I can see that fax sales CSV here now and it comes up with this query.
One additional step you have to do is instantiate that table.
It shows you that it’s pointing to the Data Lake storage account with a URL.
If I click on that little binary hyperlink, it actually loads the table and I’m just going to rename this guy Fax Sales, OK, And I’m going to go ahead and close and apply that Power Query transformation.
It loads it and now I have a new table here called Fax Sales with data inside it with all the different fields that were in that CSV.
OK, now I’m going to go back to my data explorer and I’m going to go in the Dimensions folder.
I see my files there and this way I’m going to go ahead and copy the URLDFS endpoint to the dimensions folder directly.
And the difference is it’s going to bring all those files in.
I’m going to show you how that works.
I’m going to connect and I’m going to put that URL in just before and I’m going to go in and I can see those files there.
Customer, date, product, I see those files there.
I’m going to say load and again I’m presented with the query.
The one little difference I’m going to say here is that I’m going to actually instantiate these actual separate queries or separate tables.
The way I do that is I right click on that, I say add as New query and I’m going to rename that to and load it.
I’m going to rename that to Dim Customer.
OK, rename the Dim Customer.
I’m going to go back to that reference query one and then do the same thing for each one of the other dimensional tables, right.
I’m going to add new query that’s my date dimension.

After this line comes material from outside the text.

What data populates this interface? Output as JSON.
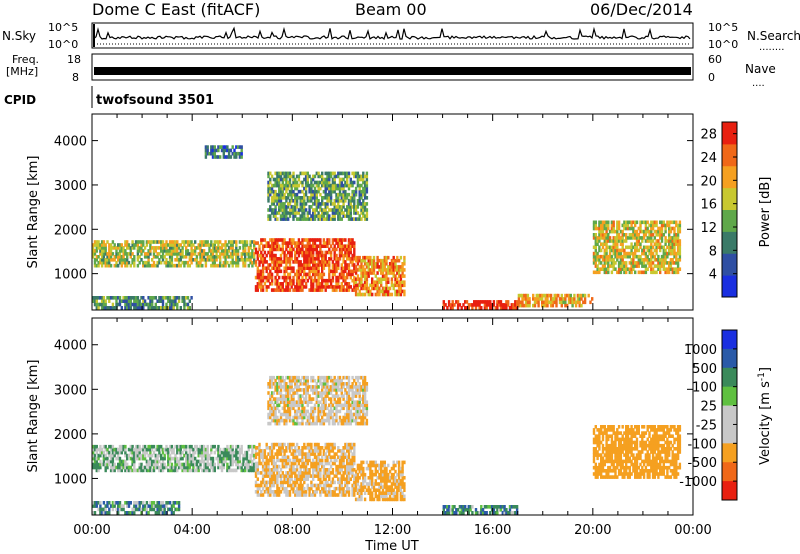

Say for example, load that, there’s all my dates, OK.
And that’s one of the common things that probably is going to be out there is a date dimension.
How much more common across an organization can you get other than a date dimension, the product dimension?
OK, add as new query and reload that, rename that.
OK, call that Dim Product and I’m going to go ahead close and apply the Power Query editor.
I’m getting rid of that query one because I don’t need that anymore.
That was more of a way to get these guys loaded, close and apply, OK, loading the data into the my Power BI model.
And I’m just going to organize these things.
What do we come back with now?
We’re pretty much looking like a relational data warehouse schema with customer, Product, date, fax, Sales.
Power BI has recognized that the keys are matching on both table and dimensions, so it kind of infers a join there date dimension.
I’m going to have to join that to that.
I’m going to do additional clean up on the Power BI side for renaming metadata, semantic layers, maybe add some calculations.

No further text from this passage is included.